To its credit, the National Highway Traffic Safety Administration is taking the driver distraction problem seriously. Last Tuesday’s all-day conference at the Department of Transportation was educational and enlightening, providing varied views from a broad cross section of stakeholders.
The issue deserves the attention of federal regulators, though not necessarily regulation. Cell phone-yakking drivers are killing folks: two-and-a-half-year-old Morgan Lee Pena, Angela Joy White and Heather McLeod, to name a few. A few too many.
While policy-makers and industry mull possible remedies (research, education, regulation, broader traffic accident data collection by police, improved mobile phone/telematics design, etc.), there is one indomitable force over which neither government nor industry has control: culture.
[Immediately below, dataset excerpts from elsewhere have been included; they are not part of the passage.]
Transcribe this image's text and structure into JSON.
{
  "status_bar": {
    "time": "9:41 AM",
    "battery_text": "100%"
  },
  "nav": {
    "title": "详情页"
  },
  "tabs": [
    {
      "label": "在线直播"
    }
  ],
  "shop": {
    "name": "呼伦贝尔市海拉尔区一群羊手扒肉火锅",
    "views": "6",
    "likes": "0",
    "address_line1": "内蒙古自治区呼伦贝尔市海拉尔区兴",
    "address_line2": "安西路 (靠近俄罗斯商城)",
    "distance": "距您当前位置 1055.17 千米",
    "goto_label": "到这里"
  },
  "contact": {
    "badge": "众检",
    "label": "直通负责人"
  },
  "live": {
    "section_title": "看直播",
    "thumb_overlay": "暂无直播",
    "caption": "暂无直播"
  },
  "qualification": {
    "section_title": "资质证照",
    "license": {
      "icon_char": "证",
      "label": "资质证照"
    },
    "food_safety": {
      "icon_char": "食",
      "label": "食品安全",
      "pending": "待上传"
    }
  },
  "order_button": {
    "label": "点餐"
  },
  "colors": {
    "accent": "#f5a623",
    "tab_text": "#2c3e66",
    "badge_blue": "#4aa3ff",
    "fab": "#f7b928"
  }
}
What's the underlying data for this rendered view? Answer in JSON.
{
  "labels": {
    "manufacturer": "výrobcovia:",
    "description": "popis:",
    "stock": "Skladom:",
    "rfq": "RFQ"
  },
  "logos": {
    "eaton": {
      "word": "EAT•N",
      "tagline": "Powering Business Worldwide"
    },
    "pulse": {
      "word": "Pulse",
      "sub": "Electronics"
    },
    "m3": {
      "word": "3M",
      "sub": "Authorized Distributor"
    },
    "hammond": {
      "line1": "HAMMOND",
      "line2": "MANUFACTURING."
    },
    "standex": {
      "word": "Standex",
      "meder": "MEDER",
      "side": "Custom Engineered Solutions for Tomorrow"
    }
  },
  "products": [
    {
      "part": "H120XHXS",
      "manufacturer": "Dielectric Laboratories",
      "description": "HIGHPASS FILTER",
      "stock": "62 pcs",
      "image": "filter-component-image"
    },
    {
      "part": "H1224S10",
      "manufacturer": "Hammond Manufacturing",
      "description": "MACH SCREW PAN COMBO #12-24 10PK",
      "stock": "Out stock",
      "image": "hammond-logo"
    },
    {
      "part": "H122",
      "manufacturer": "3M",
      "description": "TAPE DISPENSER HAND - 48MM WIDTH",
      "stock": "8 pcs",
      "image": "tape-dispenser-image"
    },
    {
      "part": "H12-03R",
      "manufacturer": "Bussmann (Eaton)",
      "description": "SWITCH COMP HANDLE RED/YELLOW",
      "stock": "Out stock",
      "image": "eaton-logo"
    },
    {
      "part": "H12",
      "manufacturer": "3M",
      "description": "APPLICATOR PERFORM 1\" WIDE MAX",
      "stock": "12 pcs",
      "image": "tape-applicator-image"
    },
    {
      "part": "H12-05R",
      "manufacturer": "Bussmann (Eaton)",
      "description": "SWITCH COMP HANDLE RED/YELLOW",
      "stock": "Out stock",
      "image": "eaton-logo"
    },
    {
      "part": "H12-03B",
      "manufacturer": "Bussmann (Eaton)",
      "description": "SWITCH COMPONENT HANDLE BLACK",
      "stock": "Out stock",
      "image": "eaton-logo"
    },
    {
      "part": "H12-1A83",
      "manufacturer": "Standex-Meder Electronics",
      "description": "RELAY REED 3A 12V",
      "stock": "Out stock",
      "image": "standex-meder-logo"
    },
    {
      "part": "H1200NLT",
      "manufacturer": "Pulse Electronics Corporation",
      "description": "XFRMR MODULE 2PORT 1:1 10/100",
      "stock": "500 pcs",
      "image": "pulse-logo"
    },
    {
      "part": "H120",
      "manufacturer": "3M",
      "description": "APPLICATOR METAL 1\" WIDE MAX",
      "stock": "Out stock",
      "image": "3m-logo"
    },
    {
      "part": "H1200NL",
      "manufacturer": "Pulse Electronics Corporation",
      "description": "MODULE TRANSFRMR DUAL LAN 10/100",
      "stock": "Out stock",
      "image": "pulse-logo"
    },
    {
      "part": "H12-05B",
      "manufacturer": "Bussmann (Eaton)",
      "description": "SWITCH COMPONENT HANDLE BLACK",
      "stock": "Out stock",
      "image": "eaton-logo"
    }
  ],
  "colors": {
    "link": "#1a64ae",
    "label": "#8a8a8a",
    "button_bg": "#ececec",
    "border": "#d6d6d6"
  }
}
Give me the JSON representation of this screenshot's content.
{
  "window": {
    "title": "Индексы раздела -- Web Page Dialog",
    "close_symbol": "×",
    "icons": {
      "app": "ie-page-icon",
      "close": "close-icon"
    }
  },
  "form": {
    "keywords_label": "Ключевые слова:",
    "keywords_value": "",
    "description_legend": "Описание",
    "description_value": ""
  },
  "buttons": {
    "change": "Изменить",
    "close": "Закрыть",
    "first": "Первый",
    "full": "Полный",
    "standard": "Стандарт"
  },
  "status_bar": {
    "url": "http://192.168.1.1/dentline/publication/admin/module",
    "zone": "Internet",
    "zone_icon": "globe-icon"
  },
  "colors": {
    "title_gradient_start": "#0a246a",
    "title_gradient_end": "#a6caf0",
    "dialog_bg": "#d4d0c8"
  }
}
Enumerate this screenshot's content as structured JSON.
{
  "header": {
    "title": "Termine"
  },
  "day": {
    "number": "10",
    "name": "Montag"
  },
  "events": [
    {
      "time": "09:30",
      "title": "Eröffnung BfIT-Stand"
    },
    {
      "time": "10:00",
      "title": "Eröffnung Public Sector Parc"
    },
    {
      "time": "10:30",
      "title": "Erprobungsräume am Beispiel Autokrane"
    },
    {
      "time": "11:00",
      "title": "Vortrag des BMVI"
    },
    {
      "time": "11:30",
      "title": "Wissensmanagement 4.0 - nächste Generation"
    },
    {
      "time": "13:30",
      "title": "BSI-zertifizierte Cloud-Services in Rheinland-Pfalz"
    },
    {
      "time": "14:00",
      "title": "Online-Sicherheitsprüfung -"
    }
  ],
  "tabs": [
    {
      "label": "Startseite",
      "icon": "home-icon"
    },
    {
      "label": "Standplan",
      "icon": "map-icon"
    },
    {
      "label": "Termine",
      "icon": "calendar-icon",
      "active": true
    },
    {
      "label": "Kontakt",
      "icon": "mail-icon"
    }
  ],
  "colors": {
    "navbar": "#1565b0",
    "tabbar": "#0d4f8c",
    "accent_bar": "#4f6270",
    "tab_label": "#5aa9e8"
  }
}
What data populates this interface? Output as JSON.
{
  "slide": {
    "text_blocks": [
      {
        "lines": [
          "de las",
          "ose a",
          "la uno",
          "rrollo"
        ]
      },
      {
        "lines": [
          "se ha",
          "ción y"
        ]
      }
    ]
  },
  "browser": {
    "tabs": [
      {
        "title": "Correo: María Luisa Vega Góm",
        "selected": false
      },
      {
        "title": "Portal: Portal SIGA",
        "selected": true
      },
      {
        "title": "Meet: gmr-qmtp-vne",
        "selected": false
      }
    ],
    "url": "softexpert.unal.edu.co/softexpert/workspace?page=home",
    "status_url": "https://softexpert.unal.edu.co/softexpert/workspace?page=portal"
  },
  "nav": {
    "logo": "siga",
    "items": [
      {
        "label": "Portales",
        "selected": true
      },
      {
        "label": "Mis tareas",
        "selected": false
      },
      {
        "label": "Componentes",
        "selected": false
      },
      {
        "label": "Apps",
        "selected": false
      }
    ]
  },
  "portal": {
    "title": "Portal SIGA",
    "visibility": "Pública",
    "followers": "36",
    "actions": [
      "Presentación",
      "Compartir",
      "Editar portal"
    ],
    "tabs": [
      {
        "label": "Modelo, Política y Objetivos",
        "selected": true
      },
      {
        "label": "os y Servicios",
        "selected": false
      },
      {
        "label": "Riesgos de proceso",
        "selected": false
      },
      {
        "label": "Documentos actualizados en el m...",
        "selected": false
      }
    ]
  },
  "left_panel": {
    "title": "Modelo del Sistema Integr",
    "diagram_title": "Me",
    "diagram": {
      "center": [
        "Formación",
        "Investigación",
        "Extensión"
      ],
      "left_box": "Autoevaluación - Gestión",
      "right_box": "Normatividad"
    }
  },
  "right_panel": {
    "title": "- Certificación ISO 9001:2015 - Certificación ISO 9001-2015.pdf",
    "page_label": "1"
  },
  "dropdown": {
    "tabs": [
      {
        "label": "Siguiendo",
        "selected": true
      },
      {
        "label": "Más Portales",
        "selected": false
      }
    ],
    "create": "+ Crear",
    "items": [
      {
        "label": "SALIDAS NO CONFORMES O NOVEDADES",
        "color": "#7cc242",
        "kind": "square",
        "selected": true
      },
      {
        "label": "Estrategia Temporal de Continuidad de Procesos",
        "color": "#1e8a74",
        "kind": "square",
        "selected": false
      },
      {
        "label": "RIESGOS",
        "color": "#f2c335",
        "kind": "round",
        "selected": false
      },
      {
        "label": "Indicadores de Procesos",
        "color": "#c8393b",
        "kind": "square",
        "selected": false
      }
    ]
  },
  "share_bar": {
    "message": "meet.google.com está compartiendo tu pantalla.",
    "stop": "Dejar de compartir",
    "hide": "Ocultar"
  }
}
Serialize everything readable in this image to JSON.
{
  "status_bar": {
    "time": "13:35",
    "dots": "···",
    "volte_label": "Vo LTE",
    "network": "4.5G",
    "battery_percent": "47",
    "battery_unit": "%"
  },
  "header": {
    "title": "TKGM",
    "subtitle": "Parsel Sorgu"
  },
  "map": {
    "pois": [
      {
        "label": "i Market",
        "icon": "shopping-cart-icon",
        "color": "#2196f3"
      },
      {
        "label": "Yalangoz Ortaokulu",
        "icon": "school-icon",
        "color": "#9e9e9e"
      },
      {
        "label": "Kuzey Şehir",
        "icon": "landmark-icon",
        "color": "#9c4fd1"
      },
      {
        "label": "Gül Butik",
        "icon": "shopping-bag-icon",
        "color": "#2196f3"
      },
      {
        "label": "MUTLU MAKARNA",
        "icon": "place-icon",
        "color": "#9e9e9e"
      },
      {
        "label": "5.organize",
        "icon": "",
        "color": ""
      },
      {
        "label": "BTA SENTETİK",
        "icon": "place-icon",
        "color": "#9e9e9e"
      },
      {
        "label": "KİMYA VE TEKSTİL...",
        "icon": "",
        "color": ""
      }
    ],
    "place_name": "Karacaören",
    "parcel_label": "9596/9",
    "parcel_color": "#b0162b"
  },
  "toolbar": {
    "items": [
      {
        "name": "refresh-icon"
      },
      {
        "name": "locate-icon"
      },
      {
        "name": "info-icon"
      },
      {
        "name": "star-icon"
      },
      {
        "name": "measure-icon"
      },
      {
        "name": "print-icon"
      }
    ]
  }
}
We, the people, living in this wonderful American land of good and plenty, are a rude bunch.
Combine this rudeness and overall disdain for authority with Digital America’s growing hunger for real-time information and its love affair with cars and the great open road, and you quickly realize that abstinence-either voluntary or mandated-is not in the cards.
Getting the nation’s 94 million mobile-phone subscribers to exercise some common sense when they get behind the wheel is no easy task. Why would anyone make safety the most important call when drivers routinely flout traffic laws generally.
A recent Washington Post article underscored this trend: “To most people, stealing is a moral issue. It’s ingrained in people. People would feel guilty about shoplifting,” Allan F. William, a researcher with the Insurance Institute for Highway Safety, told the paper. “I don’t see the same thing on the highway. If I run a red light when there’s no one to contend with, that’s not considered much of anything.”
Julie Rochman, a spokeswoman for the insurance group, opined that folks feel emboldened in their vehicles. Lawrence W. Sherman, a criminologist at the University of Pennsylvania, told the Post it goes deeper: “Driving a car becomes almost like alcohol. It suspends inhibitions.” Thus, digital devices in cars suddenly become potentially combustible. At the same time, mobile phones and other digital gizmos in cars offer many public safety benefits. What to do?
Doing nothing is not an option. The driver distraction problem is at once simple and complex. Talking while driving-even with hands-free devices-can be dangerous. Same goes with changing the radio station, cassette or CD, eating, and reaching back to calm a crying toddler.
The worst fear of wireless and auto industries is federal regulation. Several communities already have banned mobile-phone talking while driving, and state legislatures have it on their radar screens.
The best way to avoid federal regulation is for industry to be responsible. That means more and better education, research and product design. Viewing the car as the newest converged device and feeding the insatiable hunger of digital consumers without regard for safety, is not a step in the right direction.